SED-Diktaturverfolgte und das Menschenrecht auf Gesundheit haben wenig Fürsprache in unserer Kultur der Vielfalt. Alten Menschen wird selbst in afrikanischen Gesellschaften mehr Respekt entgegengebracht, man attestiert ihnen dort Weisheit und Erfahrung. Bei uns indes scheinen sie gesellschaftlich nichts mehr beizutragen und deshalb zu stören.
https://www.amazon.de/SED-Verfolgte-Menschenrecht-gesundheitlicher-therapeutische-Sachsen-Anhalt/dp/3954625512
6. August 2018 um 16:20
Rainer Anhalt
Ich hab da mal ´ne Frage:
Wieviele NS-Täter erhalten heute noch Rente, Pensionen auf Grund
ihrer „staatsnahen“ Tätigkeit im 3. Reich?

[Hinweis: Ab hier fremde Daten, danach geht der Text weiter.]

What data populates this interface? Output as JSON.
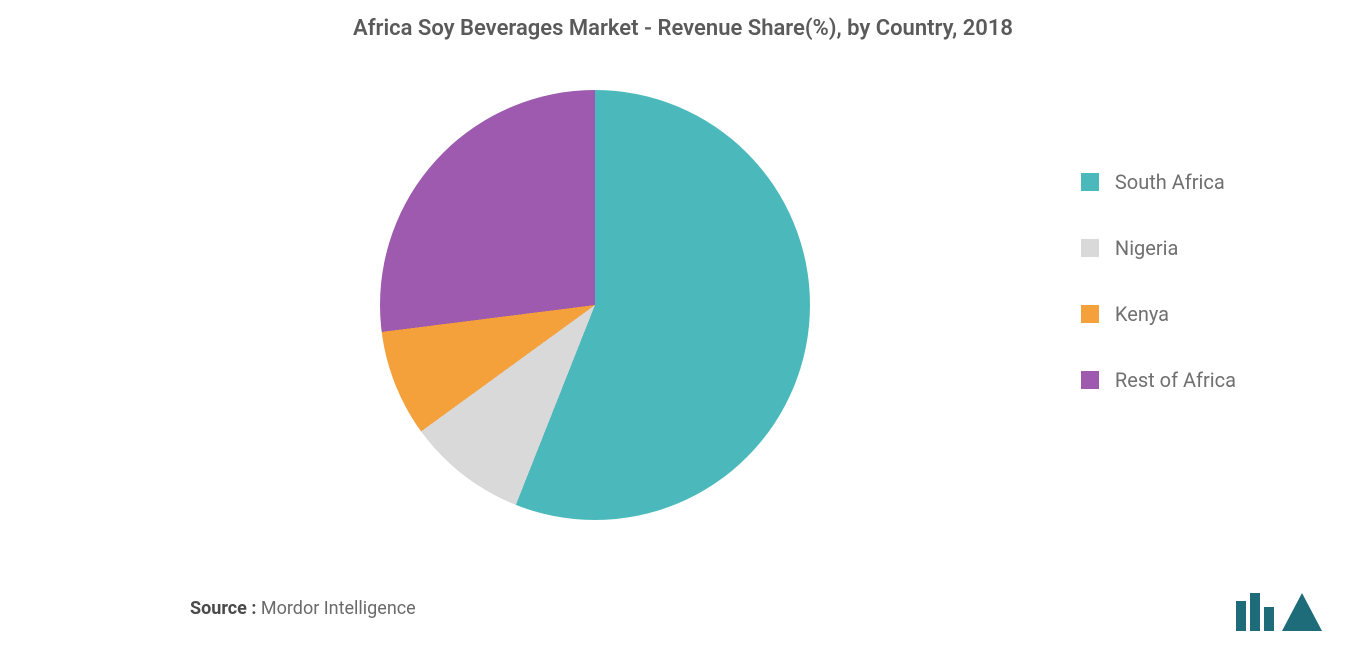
{
  "title": "Africa Soy Beverages Market - Revenue Share(%), by Country, 2018",
  "source_label": "Source :",
  "source_value": "Mordor Intelligence",
  "chart": {
    "type": "pie",
    "background_color": "#ffffff",
    "slices": [
      {
        "label": "South Africa",
        "value": 56,
        "color": "#4bb9bb"
      },
      {
        "label": "Nigeria",
        "value": 9,
        "color": "#d9d9d9"
      },
      {
        "label": "Kenya",
        "value": 8,
        "color": "#f4a03b"
      },
      {
        "label": "Rest of Africa",
        "value": 27,
        "color": "#9d5aae"
      }
    ],
    "legend_fontsize": 20,
    "title_fontsize": 22,
    "title_color": "#5a5a5a",
    "legend_text_color": "#707070"
  },
  "logo": {
    "bar_color": "#1e6b7a",
    "triangle_color": "#1e6b7a"
  }
}
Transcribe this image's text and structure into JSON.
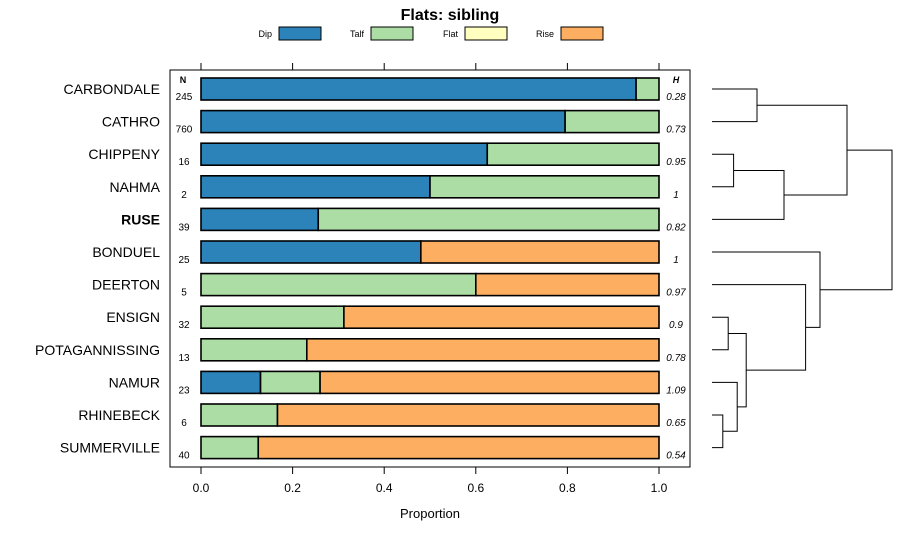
{
  "chart_data": {
    "type": "bar",
    "orientation": "horizontal",
    "stacked": true,
    "title": "Flats: sibling",
    "xlabel": "Proportion",
    "xlim": [
      0,
      1
    ],
    "xticks": [
      "0.0",
      "0.2",
      "0.4",
      "0.6",
      "0.8",
      "1.0"
    ],
    "n_header": "N",
    "h_header": "H",
    "legend_position": "top",
    "categories": [
      "CARBONDALE",
      "CATHRO",
      "CHIPPENY",
      "NAHMA",
      "RUSE",
      "BONDUEL",
      "DEERTON",
      "ENSIGN",
      "POTAGANNISSING",
      "NAMUR",
      "RHINEBECK",
      "SUMMERVILLE"
    ],
    "highlight": "RUSE",
    "n": [
      "245",
      "760",
      "16",
      "2",
      "39",
      "25",
      "5",
      "32",
      "13",
      "23",
      "6",
      "40"
    ],
    "h": [
      "0.28",
      "0.73",
      "0.95",
      "1",
      "0.82",
      "1",
      "0.97",
      "0.9",
      "0.78",
      "1.09",
      "0.65",
      "0.54"
    ],
    "series": [
      {
        "name": "Dip",
        "color": "#2b83ba",
        "values": [
          0.95,
          0.795,
          0.625,
          0.5,
          0.256,
          0.48,
          0,
          0,
          0,
          0.13,
          0,
          0
        ]
      },
      {
        "name": "Talf",
        "color": "#abdda4",
        "values": [
          0.05,
          0.205,
          0.375,
          0.5,
          0.744,
          0,
          0.6,
          0.312,
          0.231,
          0.13,
          0.167,
          0.125
        ]
      },
      {
        "name": "Flat",
        "color": "#ffffbf",
        "values": [
          0,
          0,
          0,
          0,
          0,
          0,
          0,
          0,
          0,
          0,
          0,
          0
        ]
      },
      {
        "name": "Rise",
        "color": "#fdae61",
        "values": [
          0,
          0,
          0,
          0,
          0,
          0.52,
          0.4,
          0.688,
          0.769,
          0.74,
          0.833,
          0.875
        ]
      }
    ],
    "dendrogram": [
      {
        "children": [
          0,
          1
        ],
        "height": 0.25
      },
      {
        "children": [
          2,
          3
        ],
        "height": 0.12
      },
      {
        "children": [
          13,
          4
        ],
        "height": 0.4
      },
      {
        "children": [
          12,
          14
        ],
        "height": 0.75
      },
      {
        "children": [
          7,
          8
        ],
        "height": 0.09
      },
      {
        "children": [
          10,
          11
        ],
        "height": 0.06
      },
      {
        "children": [
          9,
          17
        ],
        "height": 0.14
      },
      {
        "children": [
          16,
          18
        ],
        "height": 0.19
      },
      {
        "children": [
          6,
          19
        ],
        "height": 0.52
      },
      {
        "children": [
          5,
          20
        ],
        "height": 0.6
      },
      {
        "children": [
          15,
          21
        ],
        "height": 1.0
      }
    ]
  }
}
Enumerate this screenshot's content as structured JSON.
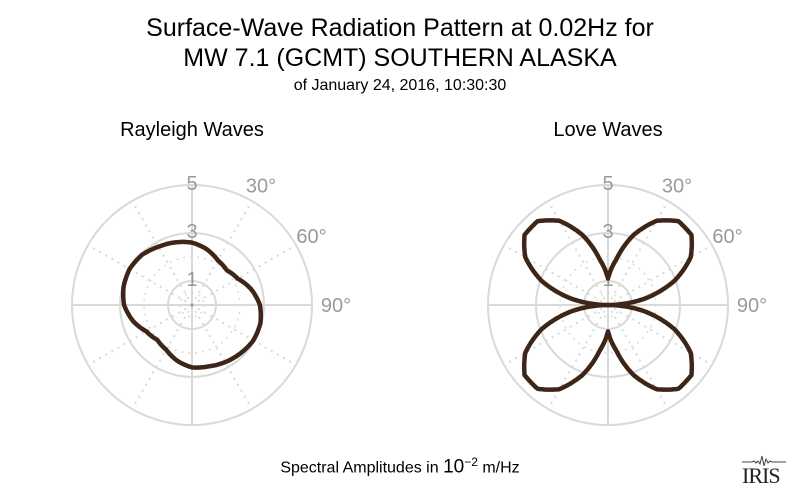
{
  "title": {
    "line1": "Surface-Wave Radiation Pattern at 0.02Hz for",
    "line2": "MW 7.1 (GCMT) SOUTHERN ALASKA",
    "line3": "of January 24, 2016, 10:30:30"
  },
  "footer": {
    "prefix": "Spectral Amplitudes in ",
    "base": "10",
    "exponent": "−2",
    "unit": " m/Hz"
  },
  "logo": {
    "text": "IRIS"
  },
  "colors": {
    "curve": "#3d2618",
    "grid": "#d9d9d9",
    "labels": "#9a9a9a"
  },
  "chart_data": [
    {
      "type": "polar-line",
      "title": "Rayleigh Waves",
      "radial_ticks": [
        "1",
        "3",
        "5"
      ],
      "radial_range": [
        0,
        5
      ],
      "angle_ticks": [
        "30°",
        "60°",
        "90°"
      ],
      "angle_direction": "clockwise from north",
      "grid": true,
      "theta_deg": [
        0,
        15,
        30,
        45,
        60,
        75,
        90,
        105,
        120,
        135,
        150,
        165,
        180,
        195,
        210,
        225,
        240,
        255,
        270,
        285,
        300,
        315,
        330,
        345
      ],
      "r": [
        2.6,
        2.4,
        2.15,
        2.05,
        2.2,
        2.55,
        2.83,
        2.95,
        2.95,
        2.85,
        2.75,
        2.65,
        2.6,
        2.4,
        2.15,
        2.05,
        2.2,
        2.55,
        2.83,
        2.95,
        3.0,
        2.95,
        2.8,
        2.7
      ]
    },
    {
      "type": "polar-line",
      "title": "Love Waves",
      "radial_ticks": [
        "1",
        "3",
        "5"
      ],
      "radial_range": [
        0,
        5
      ],
      "angle_ticks": [
        "30°",
        "60°",
        "90°"
      ],
      "angle_direction": "clockwise from north",
      "grid": true,
      "theta_deg": [
        0,
        10,
        20,
        30,
        40,
        50,
        60,
        70,
        80,
        90,
        100,
        110,
        120,
        130,
        140,
        150,
        160,
        170,
        180,
        190,
        200,
        210,
        220,
        230,
        240,
        250,
        260,
        270,
        280,
        290,
        300,
        310,
        320,
        330,
        340,
        350
      ],
      "r": [
        1.1,
        1.9,
        3.1,
        4.05,
        4.56,
        4.54,
        3.98,
        2.95,
        1.57,
        0,
        1.57,
        2.95,
        3.98,
        4.54,
        4.56,
        4.05,
        3.1,
        1.9,
        1.1,
        1.9,
        3.1,
        4.05,
        4.56,
        4.54,
        3.98,
        2.95,
        1.57,
        0,
        1.57,
        2.95,
        3.98,
        4.54,
        4.56,
        4.05,
        3.1,
        1.9
      ]
    }
  ]
}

Und wie bzw. wo leben diese Leute, in Deutschland, im Ausland?
7. August 2018 um 05:00
Wengel Detlef
…ich erspare mir zur erfragen, aus welchem Spektrum Sie stammen, Herr Anhalt. Es geht hier um die Opferentschädigungen für Betroffene der zwei deutschen Diktaturen. Warum fragen Sie nicht danach, welche ehem. SED-Bonzen, NVA-Mauermörder und MfS-Verbrecher heute fette Renten inkl. Sonderversorgungsleistungen kassieren? Das sind bedeutend mehr, wie die von Ihnen Erwähnten. Sie haben sogar eine eigene Lobby, die ISOR – und keifen immer noch nach mehr Geld. Ich kann Ihnen auch sagen, wo diese Lumpen leben: in Deutschland – teilweise sogar in Villen am Starnberger See!!!!!!!
7. August 2018 um 15:33
Edith Fiedler
Ja, und ergänzend bemerkt, ihrer Tätigkeiten in der SBZ/DDR und Ost-Berlin.